As she was swarmed by TV cameras, Youn stressed that she did not want to take away the spotlight from Asian American advocacy groups. She asked people to support Asian Americans Advancing Justice – Atlanta and the Center for Pan Asian Community Services.

“I don’t know what the intentions of the perpetrator were, whether he meant to target specifically Asian women,” Youn said. “But that’s certainly the context of what is happening around the country right now. And that’s the potential focus.”

The suspect’s stated motive is “a terrible confluence of biblical shame and the victimization of these women,” she said.

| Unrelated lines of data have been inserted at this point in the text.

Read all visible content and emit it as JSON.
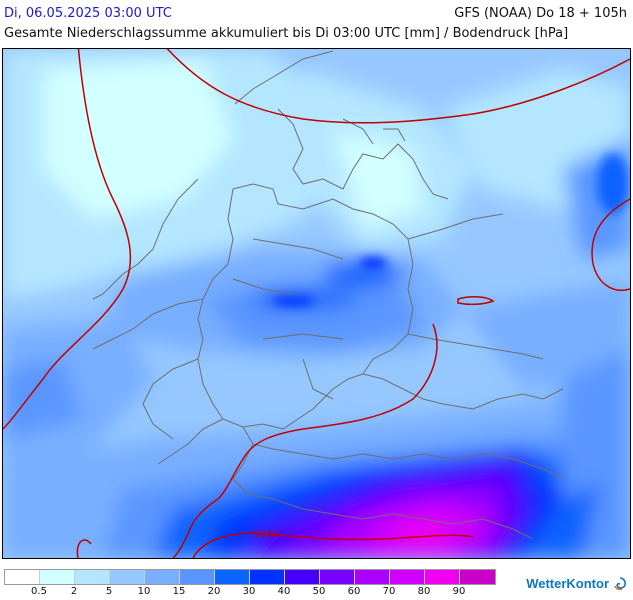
{
  "header": {
    "valid_time": "Di, 06.05.2025 03:00 UTC",
    "model": "GFS (NOAA) Do 18 + 105h",
    "subtitle": "Gesamte Niederschlagssumme akkumuliert bis Di 03:00 UTC [mm] / Bodendruck [hPa]"
  },
  "map": {
    "isobar_label": "1010",
    "isobar_color": "#c00000",
    "border_color": "#6e6e6e"
  },
  "legend": {
    "thresholds": [
      "0.5",
      "2",
      "5",
      "10",
      "15",
      "20",
      "30",
      "40",
      "50",
      "60",
      "70",
      "80",
      "90"
    ],
    "colors": [
      "#ffffff",
      "#d2ffff",
      "#b4e6ff",
      "#96c8ff",
      "#78afff",
      "#5a96ff",
      "#0a64ff",
      "#0032ff",
      "#4600ff",
      "#7800ff",
      "#aa00ff",
      "#d200ff",
      "#f000f0",
      "#c800c8"
    ]
  },
  "brand": {
    "name": "WetterKontor"
  }
}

Youn was not familiar with these particular establishments, but as an immigration attorney she worked with people who were employed by spas and massage parlors.

“They had very sad stories … I’m not at liberty to share what’s said in confidence,” Youn said. “I will just say there’s victimization, there’s exploitation. And I don’t want the impression of Asian women being sex workers to be the messaging that comes out of this and how the media portrays the victims. It’s not about that. Asian Americans are Americans. And if we’re going to try to bring awareness to this issue, we have to be recognized as not foreigners, and not working at spas.”

Youn hopes the aftermath of the shootings creates greater safety for the Asian American community without making them feel intimidated.

State Rep. Sam Park, D-Lawrenceville, visited the spas Wednesday afternoon. Park said he wanted more information from police on how Long acquired a gun.

Georgia state Rep. Sam Park

Georgia state Rep. Sam Park speaks to media in the parking lot of Aromatherapy Spa on Piedmont Road Wednesday afternoon.

“I think the Asian-American community is very concerned,” he said.

Park called for Long to be held accountable “to the fullest extent of the law,” adding that as the investigation continues, “hopefully we’ll be able to bring greater information as soon as possible, to alleviate the concerns and fears of the community.”